Average weekly wages can include corporate profits for comp calculationReprints
Corporate profits due to an injured worker as a shareholder in his company can be used to calculate his average weekly wages for workers compensation benefits, a Florida appellate court has ruled.
Kenneth Keller was CEO and an electrician at Plant City, Fla.-based K-C Electric Co., and he owned 60% of the company, according to court records. He suffered a severe head injury at work in 2011, leaving him without eyesight and in need of 24/7 attendant care.
Selinda Walden, Mr. Keller’s wife and the secretary of K-C Electric Co., said the company’s profits resulted mostly from Mr. Keller’s work, court records show. An accountant testified that Mr.
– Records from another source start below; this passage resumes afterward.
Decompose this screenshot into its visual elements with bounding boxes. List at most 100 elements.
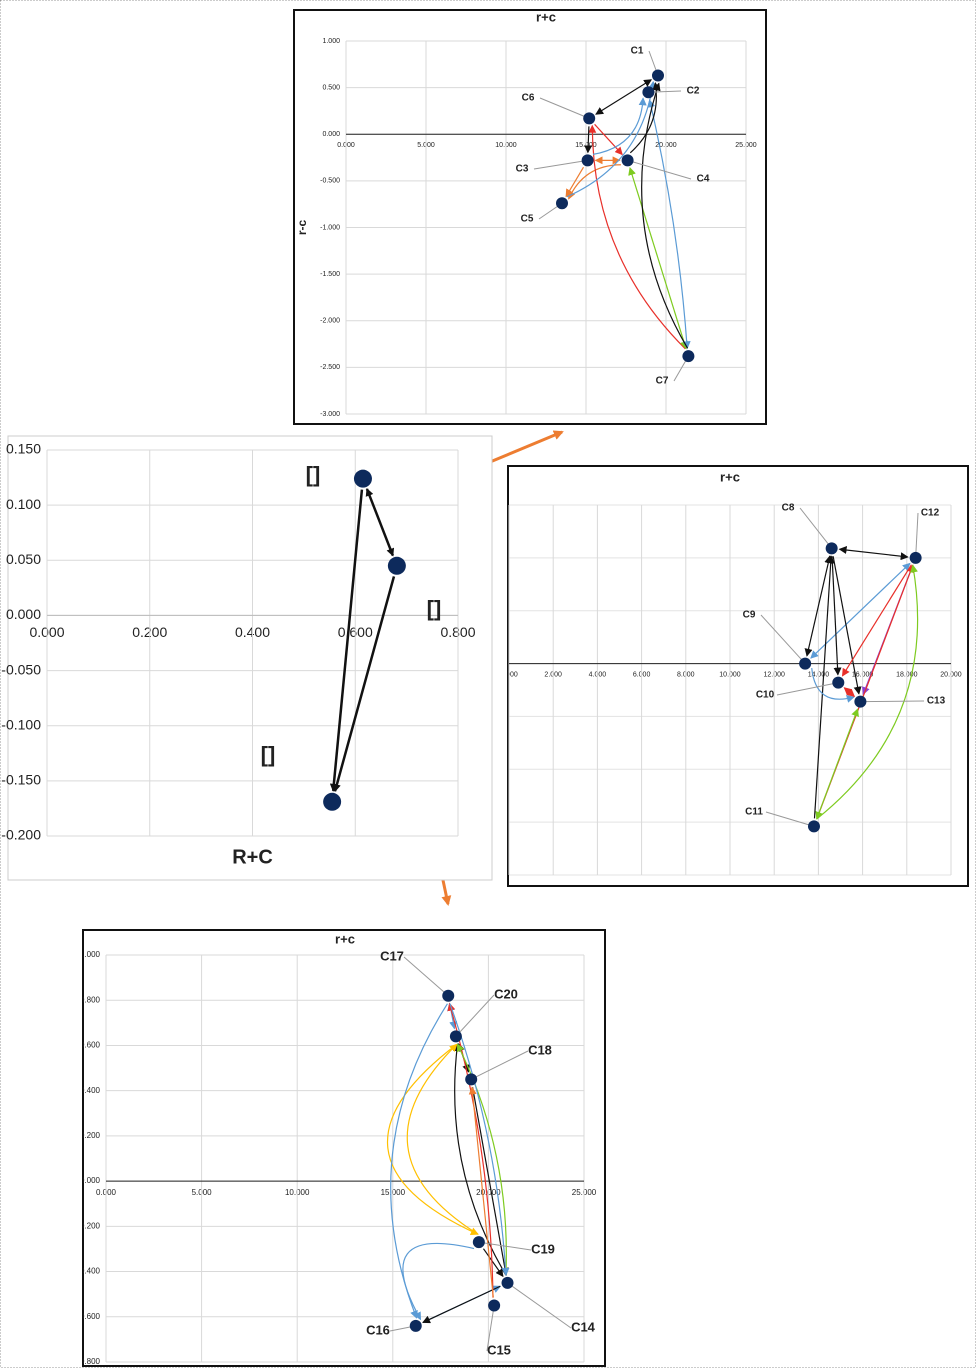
leader-line: [776, 682, 839, 696]
data-point: [465, 1073, 478, 1086]
relation-arrow: [406, 1043, 479, 1235]
relation-arrow: [390, 1003, 448, 1319]
data-point: [909, 551, 922, 564]
relation-arrow: [811, 668, 855, 703]
relation-arrow: [387, 1043, 479, 1235]
chart-title: r+c: [335, 931, 355, 946]
x-axis-label: R+C: [232, 846, 273, 868]
data-point: [825, 542, 838, 555]
y-tick-label: -1.500: [320, 271, 340, 278]
leader-line: [915, 512, 919, 558]
relation-arrow: [629, 82, 661, 154]
relation-arrow: [804, 555, 833, 657]
relation-arrow: [566, 80, 657, 198]
point-label: C10: [756, 690, 775, 701]
data-point: [807, 820, 820, 833]
y-tick-label: 0.150: [6, 441, 41, 457]
point-label: []: [427, 596, 442, 621]
y-tick-label: -0.600: [77, 1312, 100, 1321]
data-point: [682, 350, 695, 363]
y-tick-label: 0.200: [80, 1131, 101, 1140]
data-point: [353, 469, 372, 488]
data-point: [581, 154, 594, 167]
relation-arrow: [565, 166, 585, 198]
data-point: [472, 1236, 485, 1249]
y-tick-label: 0.000: [80, 1176, 101, 1185]
leader-line: [533, 159, 588, 170]
y-tick-label: 0.000: [322, 131, 340, 138]
chart: 0.000 0.200 0.400 0.600 0.8000.1500.1000.050…: [1, 435, 493, 881]
data-point: [442, 989, 455, 1002]
relation-arrow: [402, 1242, 475, 1321]
y-tick-label: -1.000: [320, 224, 340, 231]
point-label: []: [306, 462, 321, 487]
point-label: C15: [487, 1342, 511, 1357]
y-tick-label: -3.000: [320, 411, 340, 418]
y-tick-label: -0.100: [1, 716, 41, 732]
data-point: [387, 556, 406, 575]
point-label: C14: [571, 1319, 596, 1334]
y-tick-label: -0.800: [77, 1357, 100, 1366]
y-tick-label: -2.500: [320, 364, 340, 371]
y-tick-label: 0.100: [6, 496, 41, 512]
point-label: C2: [687, 86, 700, 97]
chart-title: r+c: [536, 9, 556, 24]
data-point: [556, 197, 568, 210]
chart: 0.0005.00010.00015.00020.00025.0001.0000…: [293, 9, 767, 425]
leader-line: [455, 994, 495, 1037]
relation-arrow: [333, 576, 396, 793]
data-point: [501, 1276, 514, 1289]
leader-line: [627, 159, 692, 180]
relation-arrow: [472, 1087, 509, 1276]
point-label: C18: [528, 1042, 552, 1057]
chart-frame: [7, 435, 493, 881]
relation-arrow: [365, 487, 395, 557]
data-point: [832, 676, 845, 689]
y-tick-label: 0.600: [80, 1041, 101, 1050]
point-label: C13: [927, 696, 946, 707]
relation-arrow: [595, 79, 653, 115]
y-tick-label: -0.200: [1, 827, 41, 843]
data-point: [799, 657, 812, 670]
relation-arrow: [592, 97, 647, 155]
leader-line: [478, 1241, 532, 1251]
y-tick-label: 0.800: [80, 995, 101, 1004]
data-point: [409, 1319, 422, 1332]
relation-arrow: [584, 126, 593, 154]
relation-arrow: [843, 687, 856, 698]
relation-arrow: [831, 556, 842, 676]
y-tick-label: 0.400: [80, 1086, 101, 1095]
leader-line: [799, 507, 833, 549]
point-label: C19: [531, 1241, 555, 1256]
data-point: [449, 1030, 462, 1043]
y-tick-label: -0.050: [1, 661, 41, 677]
y-tick-label: -0.150: [1, 772, 41, 788]
chart: 0.0002.0004.0006.0008.00010.00012.00014.…: [500, 465, 969, 887]
y-tick-label: -2.000: [320, 318, 340, 325]
y-tick-label: -0.500: [320, 178, 340, 185]
point-label: C16: [366, 1322, 390, 1337]
data-point: [621, 154, 634, 167]
leader-line: [507, 1282, 572, 1329]
relation-arrow: [838, 546, 909, 561]
leader-line: [539, 97, 590, 119]
point-label: C6: [522, 93, 535, 104]
x-tick-label: 0.000: [500, 671, 518, 678]
point-label: C11: [745, 807, 763, 818]
relation-arrow: [647, 99, 691, 350]
y-axis-label: r-c: [295, 220, 309, 236]
relation-arrow: [841, 564, 912, 677]
leader-line: [760, 614, 806, 664]
y-tick-label: 1.000: [322, 38, 340, 45]
relation-arrow: [482, 1248, 504, 1278]
leader-line: [486, 1305, 495, 1352]
point-label: C20: [494, 986, 518, 1001]
relation-arrow: [456, 1043, 507, 1276]
point-label: C5: [521, 214, 534, 225]
relation-arrow: [468, 1086, 494, 1298]
chart-frame: [82, 929, 606, 1367]
relation-arrow: [329, 489, 364, 792]
relation-arrow: [815, 708, 859, 820]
Keller reported $18,358 in wages on his 2011 tax statement and $49,178 in net income that year from his portion of K-C Electric’s profits.
K-C’s workers comp insurer, Bridgefield Employers Insurance Co., argued that Mr. Keller’s workers comp indemnity benefits should be based on his annual wages, which equaled about $250 a week, rather than his total wages and pro-rata company profits, which equaled $1,250 weekly, records show.
A Florida workers comp judge ruled in Mr. Keller’s favor, even though his company profits were typically paid in an annual bonus and he did not receive his 2011 profits prior to his work injury.
A three-judge panel of Florida’s 1st District Court of Appeal unanimously upheld the earlier ruling on Monday. The court found that Florida law requires comp benefits to be based on any income earned “almost entirely (by) the direct result of personal management and endeavor.”